Юная Эдме де Мопра приходилась мне двоюродной теткой. Она была дочерью господина Юбера, прозванного «кавалером», которому я доводился внучатым племянником. Господин Юбер, будучи уже в летах, вышел из мальтийского ордена и только тогда женился; моя тетушка и я были ровесниками. И мне и ей исполнилось семнадцать лет, разница в возрасте составляла несколько месяцев. И это была наша первая встреча! Та, кого я любой ценой, ценой собственной жизни, обязан был бы защищать против всех и вся, удрученная стояла передо мной, трепеща, словно жертва перед палачом.
Я озабоченно шагал по зале. Она сделала над собой огромное усилие, подошла ко мне и, назвав свое имя, добавила:
— Не может быть, чтобы вы оказались таким же негодяем, как все эти разбойники; я знаю, какую гнусную жизнь они ведут. Вы молоды, ваша мать была добрая и умная женщина. Отец мой хотел усыновить и воспитать вас. Он до сих пор сожалеет, что ему не удалось извлечь вас из пропасти, в которой вы очутились. Он писал вам не раз. Неужто вы не получали его писем? Вспомните об узах крови, Бернар, ведь вы мой близкий родственник; зачем же хотите вы надо мной надругаться? Убьют меня тут или станут пытать? Почему они обманули меня, сказали, что я в Рошморе? Почему ушли с таким таинственным видом? Что они затевают? Что здесь происходит?

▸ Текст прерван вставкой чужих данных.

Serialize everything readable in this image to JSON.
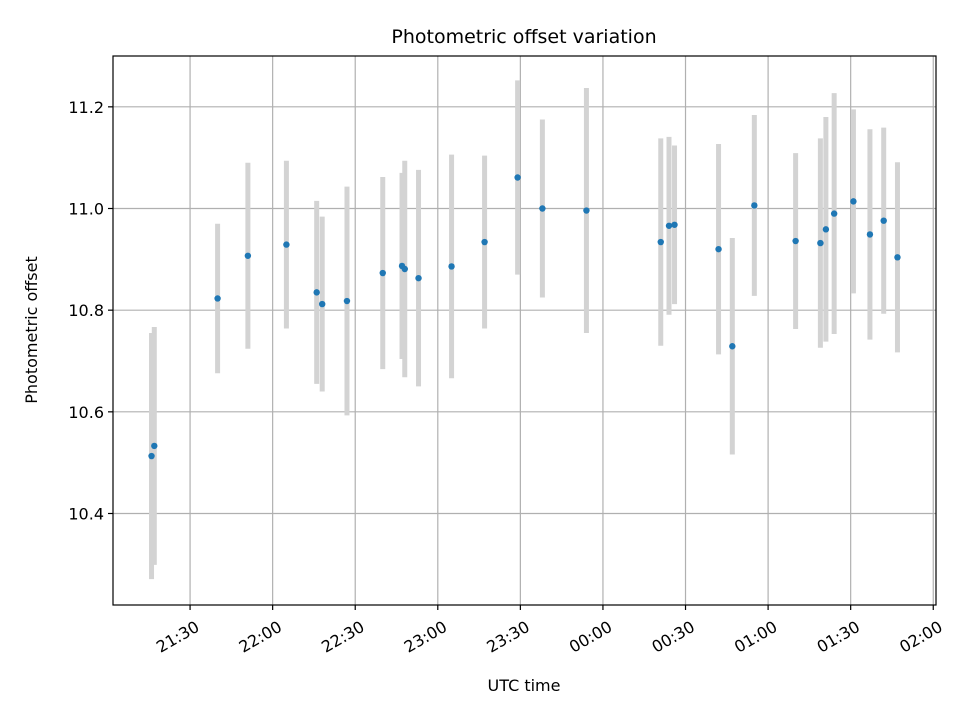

Слова замерли у нее на устах: снаружи донесся ружейный выстрел. Ему ответила кулеврина, и зловещие звуки рога возвестили тревогу, потрясая мрачные стены башни. Мадемуазель де Мопра упала на стул. Я не двинулся с места, подозревая, что все это лишь продолжение комедии, придуманной, чтобы надо мной посмеяться; я твердо решил не обращать внимания на тревогу, пока не получу веские доказательства, что она не ложная.
— Ну что ж, — сказал я, подходя к гостье, — признайтесь, что это шутка: вы не мадемуазель де Мопра и хотите испытать, насколько я искушен в любви.
— Клянусь богом, — ответила она, беря меня за руки своими холодными как лед руками, — я Эдме, ваша родственница, ваша пленница, ваш друг; ведь я всегда помнила о вас, всегда умоляла отца не оставлять вас… Но послушайте, Бернар, там идет перестрелка, я слышу ружейные залпы! Это, наверно, отец! Он явился за мной, его убьют! Ах, Бернар, голубчик, бегите туда! — вскричала она, упав передо мной на колени. — Не давайте им убить его! Уговорите их пощадить отца! Ведь это лучший из людей! Скажите им: раз уж они так нас ненавидят, так жаждут пролить нашу кровь, пусть убьют меня! Пусть вырвут мое сердце, но пощадят отца…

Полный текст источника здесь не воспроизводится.